Researchers Solve Ancient Mystery of Maya Calendar
The 819-day calendar used by ancient Mayans has long stumped researchers, but anthropologists from Tulane University may have finally deciphered its secrets.
Researchers long suspected the calendar followed astronomical events, specifically how long it takes a planet to appear in the same place in the night sky as seen from Earth, known as the synodic periods of planets. But, according to the study published in Ancient Mesoamerica, the cycles in the Maya calendar cover a much larger timeframe than scholars previously thought.

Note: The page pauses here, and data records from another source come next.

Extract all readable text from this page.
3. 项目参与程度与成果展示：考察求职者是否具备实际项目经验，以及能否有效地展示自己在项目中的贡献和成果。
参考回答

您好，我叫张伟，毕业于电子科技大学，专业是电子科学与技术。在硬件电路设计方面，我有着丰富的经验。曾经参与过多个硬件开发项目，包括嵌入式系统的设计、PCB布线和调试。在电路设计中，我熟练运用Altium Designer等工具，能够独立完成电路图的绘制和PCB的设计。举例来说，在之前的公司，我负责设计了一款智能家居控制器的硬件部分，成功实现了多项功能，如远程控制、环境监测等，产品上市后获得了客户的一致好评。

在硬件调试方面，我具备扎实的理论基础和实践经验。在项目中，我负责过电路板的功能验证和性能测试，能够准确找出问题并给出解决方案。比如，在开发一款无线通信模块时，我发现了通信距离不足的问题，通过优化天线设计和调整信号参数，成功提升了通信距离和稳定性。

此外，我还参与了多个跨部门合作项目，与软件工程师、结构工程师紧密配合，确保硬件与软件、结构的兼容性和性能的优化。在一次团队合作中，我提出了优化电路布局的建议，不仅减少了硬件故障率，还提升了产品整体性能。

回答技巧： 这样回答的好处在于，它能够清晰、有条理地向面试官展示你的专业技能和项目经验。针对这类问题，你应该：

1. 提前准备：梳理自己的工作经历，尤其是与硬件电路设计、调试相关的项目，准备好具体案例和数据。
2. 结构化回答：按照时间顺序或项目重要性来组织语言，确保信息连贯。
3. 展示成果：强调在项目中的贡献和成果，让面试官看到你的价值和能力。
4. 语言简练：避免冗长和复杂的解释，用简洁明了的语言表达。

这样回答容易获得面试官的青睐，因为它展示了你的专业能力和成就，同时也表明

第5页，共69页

"Although prior research has sought to show planetary connections for the 819-day count, its four-part, colour-directional scheme is too short to fit well with the synodic periods of the visible planets," wrote anthropologists John Linden, a Tulane alumnus, and Victoria Bricker, PhD, professor emerita at Tulane University School of Liberal Arts. "By increasing the calendar length to 20 periods of 819-days, a pattern emerges in which the synodic periods of all the visible planets commensurate with station points in the larger 819-day calendar."
Previously, researchers thought the calendar referred to four cycles of 819, but that time span didn't sync neatly with the synodic periods of all the planets that can be seen with the naked eye: Mercury, Venus, Mars, Jupiter, and Saturn. The researchers discovered it takes 20 cycles of 819 days, which is about 45 years, to align with the synodic periods of all visible planets.